L'étude comprenait des analyses fonctionnelles et structurelles pour comprendre comment ces enzymes agissent sur les glucides concernés. "Les polysaccharides se présentent sous des dizaines de configurations et sont capables de plusieurs types de liaisons chimiques, " a déclaré Murakami. "Nous voulions observer exactement quelles liaisons chimiques et quelles architectures sont reconnues par chaque enzyme.
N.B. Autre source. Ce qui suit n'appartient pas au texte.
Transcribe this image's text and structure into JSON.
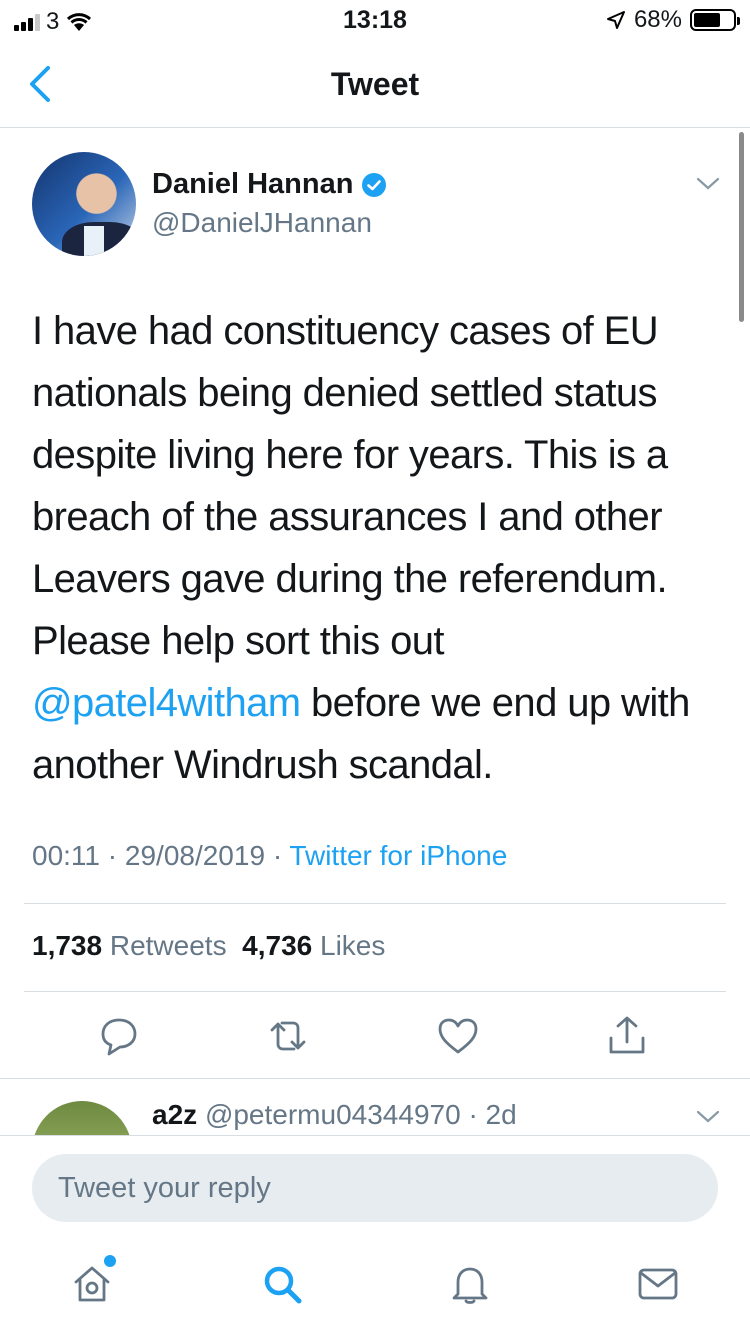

Pour cette raison, il devait s'agir d'une étude multidisciplinaire, combiner des données structurelles et fonctionnelles étayées par une analyse par spectrométrie de masse, spectroscopie, expériences de mutagenèse et de diffraction pour élucider la structure atomique."
Dans la section « Actualités et opinions » du même numéro de Nature Chimie Biologie , Professeur Paul Walton, Chaire de chimie bioinorganique à l'Université de York au Royaume-Uni, a qualifié l'étude sur les glycosides hydrolases de « tour de force » biochimique » pour son approche innovante et a salué ses « excellentes connaissances », ajoutant que les chercheurs étaient "capables d'exprimer et d'isoler des exemplaires de chaque classe [d'enzymes] pour examiner si les différences de séquences entre les classes se reflétaient dans leurs structures et activités".